© JUNGE FREIHEIT Verlag GmbH & Co. KG www.jungefreiheit.de 21/22 / 20. Mai 2022

Ländersache: Baden-Württemberg
Warum so hügelig?
Christian Vollradt

Tübingen ist berühmt. Nicht nur für seinen bundesweit Schlagzeilen machenden Oberbürgermeister Boris Palmer (noch Grüne), nicht nur für seine pittoreske Stadtansicht am Neckar samt Hölderlin-Turm und gemütlich dahinziehenden Stocherkähnen. Vor allem hat „der Musenstädte Zier“ eine Universität, die wohl zu den traditionsreichsten und renommiertesten in Deutschland gehört. 

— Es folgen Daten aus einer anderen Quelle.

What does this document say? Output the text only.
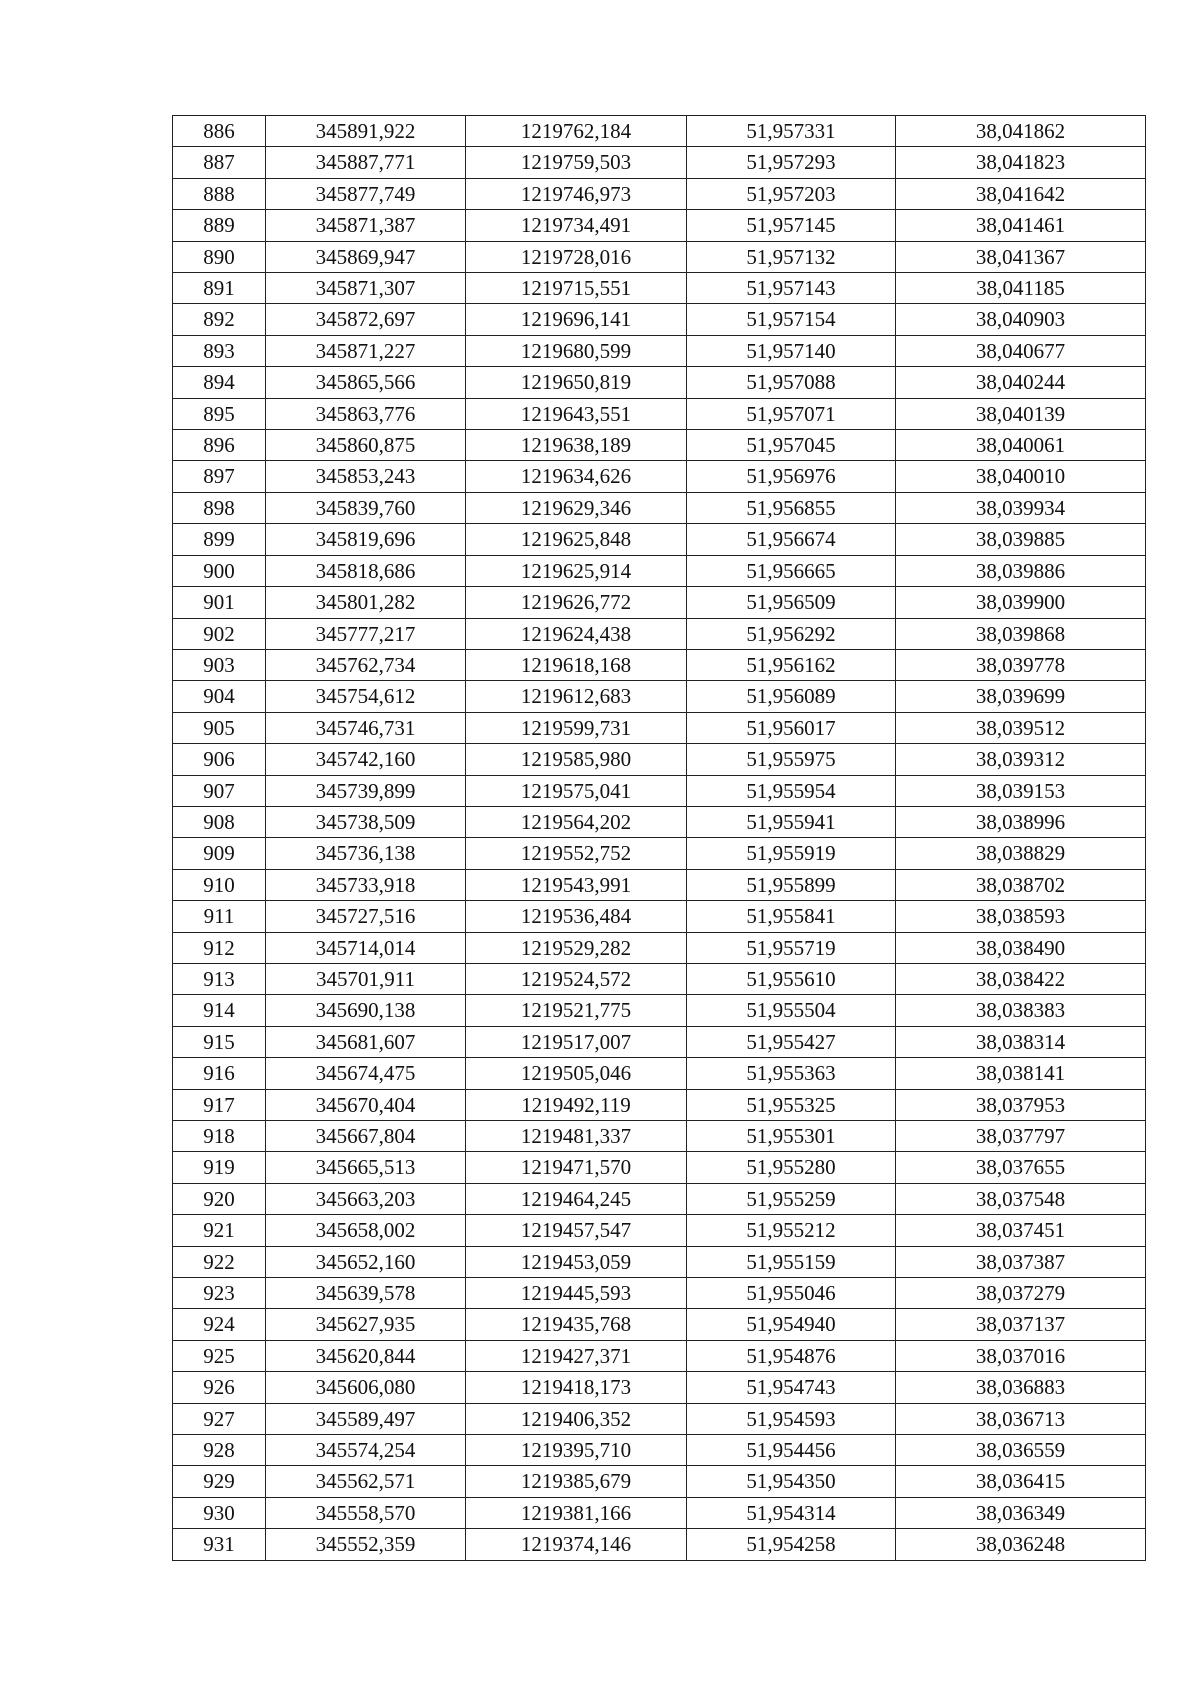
886	345891,922	1219762,184	51,957331	38,041862
887	345887,771	1219759,503	51,957293	38,041823
888	345877,749	1219746,973	51,957203	38,041642
889	345871,387	1219734,491	51,957145	38,041461
890	345869,947	1219728,016	51,957132	38,041367
891	345871,307	1219715,551	51,957143	38,041185
892	345872,697	1219696,141	51,957154	38,040903
893	345871,227	1219680,599	51,957140	38,040677
894	345865,566	1219650,819	51,957088	38,040244
895	345863,776	1219643,551	51,957071	38,040139
896	345860,875	1219638,189	51,957045	38,040061
897	345853,243	1219634,626	51,956976	38,040010
898	345839,760	1219629,346	51,956855	38,039934
899	345819,696	1219625,848	51,956674	38,039885
900	345818,686	1219625,914	51,956665	38,039886
901	345801,282	1219626,772	51,956509	38,039900
902	345777,217	1219624,438	51,956292	38,039868
903	345762,734	1219618,168	51,956162	38,039778
904	345754,612	1219612,683	51,956089	38,039699
905	345746,731	1219599,731	51,956017	38,039512
906	345742,160	1219585,980	51,955975	38,039312
907	345739,899	1219575,041	51,955954	38,039153
908	345738,509	1219564,202	51,955941	38,038996
909	345736,138	1219552,752	51,955919	38,038829
910	345733,918	1219543,991	51,955899	38,038702
911	345727,516	1219536,484	51,955841	38,038593
912	345714,014	1219529,282	51,955719	38,038490
913	345701,911	1219524,572	51,955610	38,038422
914	345690,138	1219521,775	51,955504	38,038383
915	345681,607	1219517,007	51,955427	38,038314
916	345674,475	1219505,046	51,955363	38,038141
917	345670,404	1219492,119	51,955325	38,037953
918	345667,804	1219481,337	51,955301	38,037797
919	345665,513	1219471,570	51,955280	38,037655
920	345663,203	1219464,245	51,955259	38,037548
921	345658,002	1219457,547	51,955212	38,037451
922	345652,160	1219453,059	51,955159	38,037387
923	345639,578	1219445,593	51,955046	38,037279
924	345627,935	1219435,768	51,954940	38,037137
925	345620,844	1219427,371	51,954876	38,037016
926	345606,080	1219418,173	51,954743	38,036883
927	345589,497	1219406,352	51,954593	38,036713
928	345574,254	1219395,710	51,954456	38,036559
929	345562,571	1219385,679	51,954350	38,036415
930	345558,570	1219381,166	51,954314	38,036349
931	345552,359	1219374,146	51,954258	38,036248
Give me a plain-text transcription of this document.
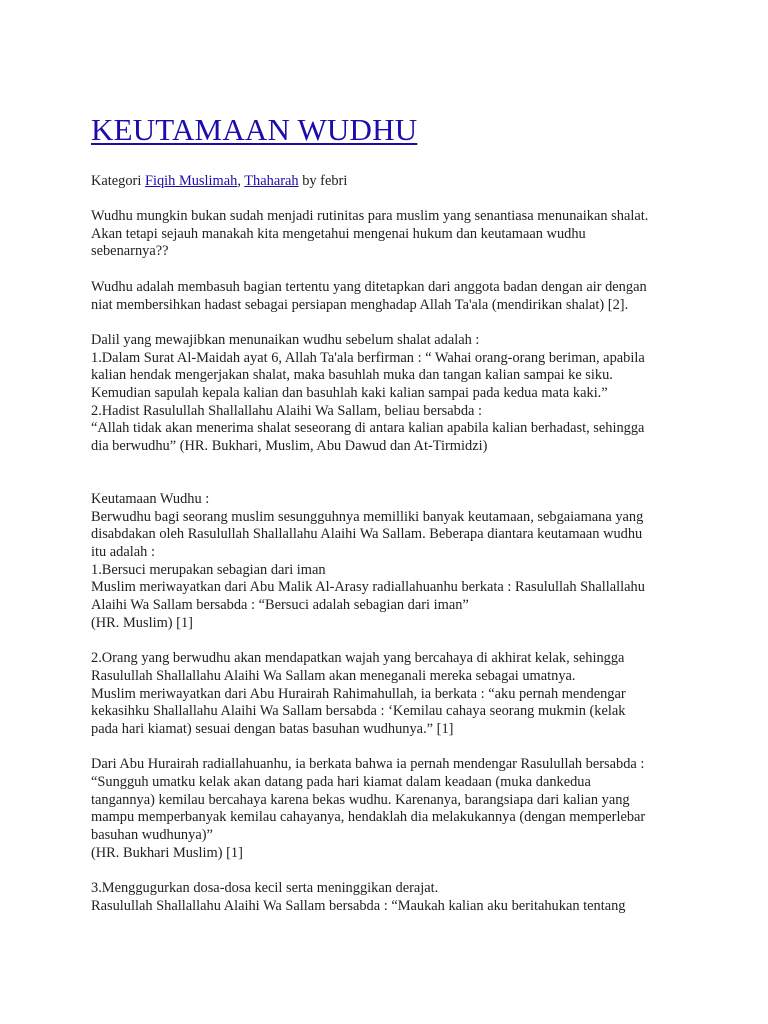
KEUTAMAAN WUDHU
Kategori Fiqih Muslimah, Thaharah by febri
Wudhu mungkin bukan sudah menjadi rutinitas para muslim yang senantiasa menunaikan shalat.
Akan tetapi sejauh manakah kita mengetahui mengenai hukum dan keutamaan wudhu
sebenarnya??
Wudhu adalah membasuh bagian tertentu yang ditetapkan dari anggota badan dengan air dengan
niat membersihkan hadast sebagai persiapan menghadap Allah Ta'ala (mendirikan shalat) [2].
Dalil yang mewajibkan menunaikan wudhu sebelum shalat adalah :
1.Dalam Surat Al-Maidah ayat 6, Allah Ta'ala berfirman : “ Wahai orang-orang beriman, apabila
kalian hendak mengerjakan shalat, maka basuhlah muka dan tangan kalian sampai ke siku.
Kemudian sapulah kepala kalian dan basuhlah kaki kalian sampai pada kedua mata kaki.”
2.Hadist Rasulullah Shallallahu Alaihi Wa Sallam, beliau bersabda :
“Allah tidak akan menerima shalat seseorang di antara kalian apabila kalian berhadast, sehingga
dia berwudhu” (HR. Bukhari, Muslim, Abu Dawud dan At-Tirmidzi)
Keutamaan Wudhu :
Berwudhu bagi seorang muslim sesungguhnya memilliki banyak keutamaan, sebgaiamana yang
disabdakan oleh Rasulullah Shallallahu Alaihi Wa Sallam. Beberapa diantara keutamaan wudhu
itu adalah :
1.Bersuci merupakan sebagian dari iman
Muslim meriwayatkan dari Abu Malik Al-Arasy radiallahuanhu berkata : Rasulullah Shallallahu
Alaihi Wa Sallam bersabda : “Bersuci adalah sebagian dari iman”
(HR. Muslim) [1]
2.Orang yang berwudhu akan mendapatkan wajah yang bercahaya di akhirat kelak, sehingga
Rasulullah Shallallahu Alaihi Wa Sallam akan meneganali mereka sebagai umatnya.
Muslim meriwayatkan dari Abu Hurairah Rahimahullah, ia berkata : “aku pernah mendengar
kekasihku Shallallahu Alaihi Wa Sallam bersabda : ‘Kemilau cahaya seorang mukmin (kelak
pada hari kiamat) sesuai dengan batas basuhan wudhunya.” [1]
Dari Abu Hurairah radiallahuanhu, ia berkata bahwa ia pernah mendengar Rasulullah bersabda :
“Sungguh umatku kelak akan datang pada hari kiamat dalam keadaan (muka dankedua
tangannya) kemilau bercahaya karena bekas wudhu. Karenanya, barangsiapa dari kalian yang
mampu memperbanyak kemilau cahayanya, hendaklah dia melakukannya (dengan memperlebar
basuhan wudhunya)”
(HR. Bukhari Muslim) [1]
3.Menggugurkan dosa-dosa kecil serta meninggikan derajat.
Rasulullah Shallallahu Alaihi Wa Sallam bersabda : “Maukah kalian aku beritahukan tentang
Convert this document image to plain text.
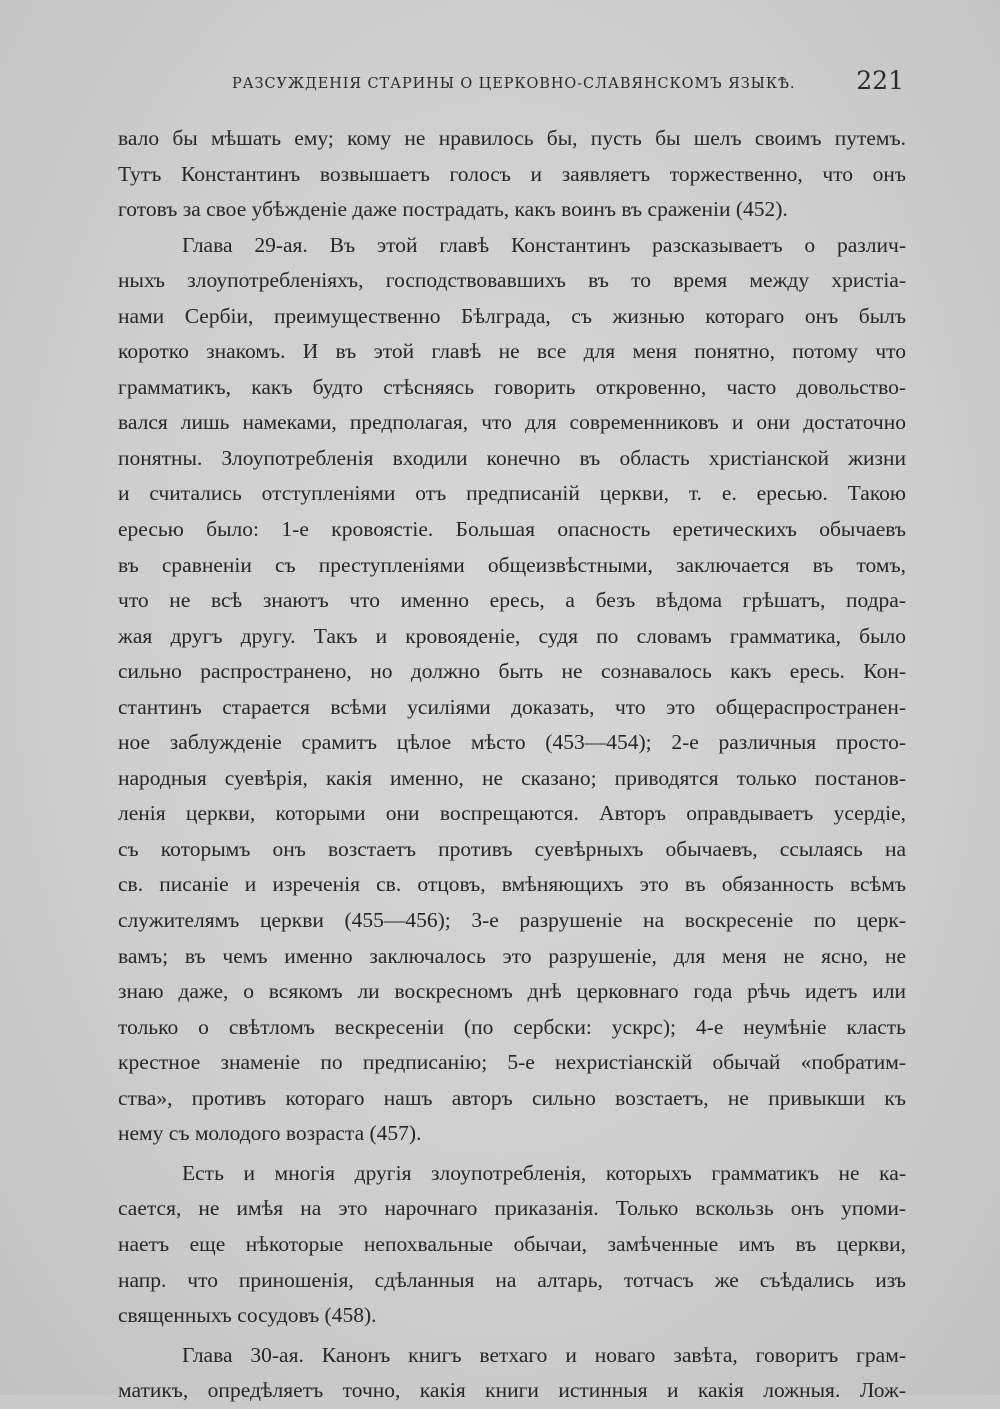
РАЗСУЖДЕНІЯ СТАРИНЫ О ЦЕРКОВНО-СЛАВЯНСКОМЪ ЯЗЫКѢ. 221
вало бы мѣшать ему; кому не нравилось бы, пусть бы шелъ своимъ путемъ.
Тутъ Константинъ возвышаетъ голосъ и заявляетъ торжественно, что онъ
готовъ за свое убѣжденіе даже пострадать, какъ воинъ въ сраженіи (452).
Глава 29-ая. Въ этой главѣ Константинъ разсказываетъ о различ-
ныхъ злоупотребленіяхъ, господствовавшихъ въ то время между христіа-
нами Сербіи, преимущественно Бѣлграда, съ жизнью котораго онъ былъ
коротко знакомъ. И въ этой главѣ не все для меня понятно, потому что
грамматикъ, какъ будто стѣсняясь говорить откровенно, часто довольство-
вался лишь намеками, предполагая, что для современниковъ и они достаточно
понятны. Злоупотребленія входили конечно въ область христіанской жизни
и считались отступленіями отъ предписаній церкви, т. е. ересью. Такою
ересью было: 1-е кровоястіе. Большая опасность еретическихъ обычаевъ
въ сравненіи съ преступленіями общеизвѣстными, заключается въ томъ,
что не всѣ знаютъ что именно ересь, а безъ вѣдома грѣшатъ, подра-
жая другъ другу. Такъ и кровояденіе, судя по словамъ грамматика, было
сильно распространено, но должно быть не сознавалось какъ ересь. Кон-
стантинъ старается всѣми усиліями доказать, что это общераспространен-
ное заблужденіе срамитъ цѣлое мѣсто (453—454); 2-е различныя просто-
народныя суевѣрія, какія именно, не сказано; приводятся только постанов-
ленія церкви, которыми они воспрещаются. Авторъ оправдываетъ усердіе,
съ которымъ онъ возстаетъ противъ суевѣрныхъ обычаевъ, ссылаясь на
св. писаніе и изреченія св. отцовъ, вмѣняющихъ это въ обязанность всѣмъ
служителямъ церкви (455—456); 3-е разрушеніе на воскресеніе по церк-
вамъ; въ чемъ именно заключалось это разрушеніе, для меня не ясно, не
знаю даже, о всякомъ ли воскресномъ днѣ церковнаго года рѣчь идетъ или
только о свѣтломъ вескресеніи (по сербски: ускрс); 4-е неумѣніе класть
крестное знаменіе по предписанію; 5-е нехристіанскій обычай «побратим-
ства», противъ котораго нашъ авторъ сильно возстаетъ, не привыкши къ
нему съ молодого возраста (457).
Есть и многія другія злоупотребленія, которыхъ грамматикъ не ка-
сается, не имѣя на это нарочнаго приказанія. Только вскользь онъ упоми-
наетъ еще нѣкоторые непохвальные обычаи, замѣченные имъ въ церкви,
напр. что приношенія, сдѣланныя на алтарь, тотчасъ же съѣдались изъ
священныхъ сосудовъ (458).
Глава 30-ая. Канонъ книгъ ветхаго и новаго завѣта, говоритъ грам-
матикъ, опредѣляетъ точно, какія книги истинныя и какія ложныя. Лож-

Seit über 250 Jahren heißt sie „Eberhard-Karls-Universität“. Benannt hatte sie Herzog Karl Eugen von Württemberg 1769 in Erinnerung an seinen Vorfahren Graf Eberhard, der die Hohe Schule am Fuße der Schwäbischen Alb 1477 gründete. Doch dieser Name könnte ebenfalls bald Geschichte sein. Noch in diesem Sommersemester wolle der Senat darüber entscheiden, ob die Universität umbenannt werden soll oder nicht, kündigte Rektor Bernd Engler an. Hintergrund ist ein soeben veröffentlichtes Gutachten einer im vergangenen Jahr einberufenen Historikerkommission. Der Namensstreit freilich ist nicht neu. Im Gefolge der 68er-Studentenbewegung forderten einige fortschrittliche Geister, die Universität nach dem dort lehrenden und bis zu seinem Tod 1977 in Tübingen lebenden neomarxistischen Philosphen Ernst Bloch umzubenennen. In der aktuellen Debatte geht es jedoch um die Person des Gründers, Graf Eberhard, Beiname „im Barte“, dem Antisemitismus sowie eine despotische Regierungsweise vorgeworfen wird.

Das 25seitige Expertengutachten führt aus historischen Quellen vor allem zwei Äußerungen des Grafen an, die „von den weitverbreiteten antijüdischen Strömungen seiner Zeit beeinflußt“ gewesen seien. In einer gebietet Eberhard der Stadt Tübingen, „das sie kein juden, ouch sust keinen offen wucherer“ in ihren Mauern dulden solle. Das Fazit der Historikerkommission unter Leitung der Direktion des Tübinger Instituts für Geschichtliche Landeskunde, Sigrid Hirbodian: „Eberhard war kein ‘Antisemit’, aber er teilte offensichtlich mit der Mehrheit der kirchlichen und weltlichen Elite seiner Zeit eine antijüdische Haltung, die sich in seinen politischen Entscheidungen widerspiegelt.“ Ein Votum für oder gegen eine Umbenennung verbindet das Gremium damit erklärtermaßen nicht. Solche Namensdebatten, heißt es im Gutachten, „stellen die betroffene Institution mitunter vor eine Zerreißprobe“. Bleibe es beim tradierten Namen, werde die Kritik wohl nicht verstummen. „Umgekehrt stößt eine Um-benennung potentiell diejenigen vor den Kopf, die sich mit der Universität unter ihrem bisherigen Namen identifizieren.“

Eine Entscheidung der Universität gegen die Tradition könnte Folgen für das gesamte „the Länd“ haben. Denn nach wie vor singt man bei mancher Hocketse beim Viertele das Lied vom reichsten Fürsten („Preisend mit viel schönen Reden“). Darin bekennt Eberhard „der mit dem Barte, Württembergs geliebter Herr“, sein Land sei zwar nicht reich. „Doch ein Kleinod hält’s verborgen: / Daß in Wäldern, noch so groß, / Ich mein Haupt kann kühnlich legen / Jedem Untertan in Schoß.“ Woraufhin die anderen Fürsten zugeben, der Graf sei damit der reichste von allen. Ob das diese Szene wiedergebende Denkmal im Stuttgarter Schloßgarten noch bleiben kann?